Harwich Port Commons Clears Planning Board

By: Alan Pollock

Topics: Development

Harwich Port Commons. FILE PHOTO

Owners Of Proposed Market Reach Agreement With Neighbors

HARWICH Having reached agreement with abutters, the developer of the proposed Harwich Port Commons market is moving the project ahead.

On Jan. 28, the planning board voted to continue debate on the application by Paul and Diane Manning, the owners of the new 12,400-square-foot building at 557-563 Route 28, in light of the dispute with neighbors. Abutter Joseph Della Morte of Cranberry Liquors raised concerns about beer and wine sales at the proposed the new market. Della Morte argued that a covenant between his store and the Mannings specifically prohibits the operation of a liquor store or package store in the new building next to his.

At last Tuesday’s meeting of the planning board, all opposition to the Harwich Port Commons proposal had vanished. Attorney Andrew Singer, representing the Mannings, said his clients, Della Morte and the owners of property on the opposite side – Richard and Bernadette Waystack – were now in agreement on the issue of parking and alcohol sales.

“The parties have reached a private resolution on that,” he said. The negotiations will continue between the parties “outside of this process,” Singer told the planning board.

Attorney William Crowell, representing Della Morte and the Waystacks, confirmed the agreement.

“Both of my clients are in support of the requests tonight for the amended site plan and the use special permit,” he said.

“It’s been an intensive few days of back and forth,” Della Morte told the planning board. “I think we’ve come to a reasonable, workable solution.”

Neither party elaborated on the terms of that solution.

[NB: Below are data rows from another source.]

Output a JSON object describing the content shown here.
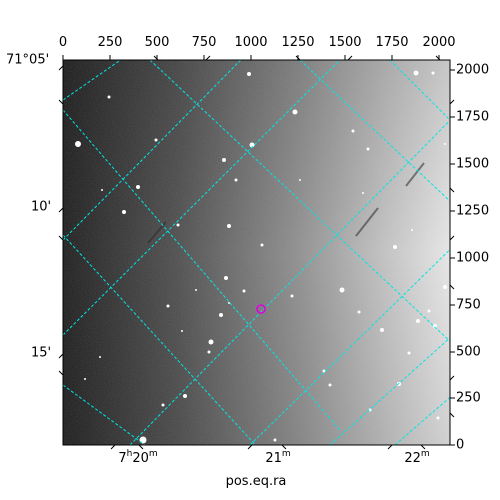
{
  "image_panel": {
    "xlabel": "pos.eq.ra",
    "top_pixel_ticks": [
      "0",
      "250",
      "500",
      "750",
      "1000",
      "1250",
      "1500",
      "1750",
      "2000"
    ],
    "right_pixel_ticks": [
      "2000",
      "1750",
      "1500",
      "1250",
      "1000",
      "750",
      "500",
      "250",
      "0"
    ],
    "dec_ticks": [
      "71°05'",
      "10'",
      "15'"
    ],
    "ra_ticks": [
      {
        "main": "7",
        "unit_h": "h",
        "min": "20",
        "unit_m": "m"
      },
      {
        "main": "21",
        "unit_m": "m"
      },
      {
        "main": "22",
        "unit_m": "m"
      }
    ],
    "colors": {
      "grid": "#00e5e5",
      "marker": "#e000e0",
      "background": "#ffffff"
    }
  }
}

But news that the impasse had been broken seemed to reinvigorate public support for the project, which includes space for a retail farmers’ market and a delicatessen, with cafe seating for 24 people. Six of those seats will be outside in front of the store.

“I think this project is great for the town,” Miles Street resident Walter Mason said. “Markets like this are popping up all over the cities.”

Peter Hurst, who owns the kite shop across the street, said he supports the project.

“Mr. Manning has spent a considerable sum of money on the properties that he’s invested in the community,” he said.

“That building is a centerpiece of Harwich Port,” West Harwich resident James Horgan said. “And to see that full and vibrant would be an excellent asset.”

“I’m glad that all the parties involved have come to agreement,” Harwich Chamber of Commerce Executive Director Cyndi Williams said. She said she hopes Harwich Port Commons offers a butcher shop and a seafood market, “two things that are going to complement what we do already have in Harwich Port.” Singer said the goal is indeed to include retail meats and seafood. Answering another question by Williams, Singer said the new market will indeed be open year-round.

“Right answer,” Williams said with a chuckle.

Chris Henry, Paul Manning’s son-in-law, said they are in talks with a Harwich Port man about operating the new store. The man already runs an existing business in town and has great ideas for Harwich Port Commons.

“He wants to partner with a prominent local Cape coffee roaster,” and would offer a coffee corner with Wi-Fi and space for customers to work or read the paper. “He’ll have a butcher counter with some light sandwiches pre-made for grab-and-go,” Henry added. There will be dry goods with “a heavy focus on local Cape Cod products,” in addition to fresh produce and seafood offerings, he said.

The new business will likely seek a retail package store license for alcohol sales, and may ultimately seek a beer and wine pouring license for patrons dining inside, Singer said.

Under town bylaws, delicatessens are considered to be fast food takeout, a use that requires a special permit. The required site plan special permit was also amended to reflect the six outdoor seats, which must be located in a way that doesn’t impede handicap accessibility or the flow of pedestrians on the sidewalk. Planning board members unanimously granted the two permits with the specified conditions.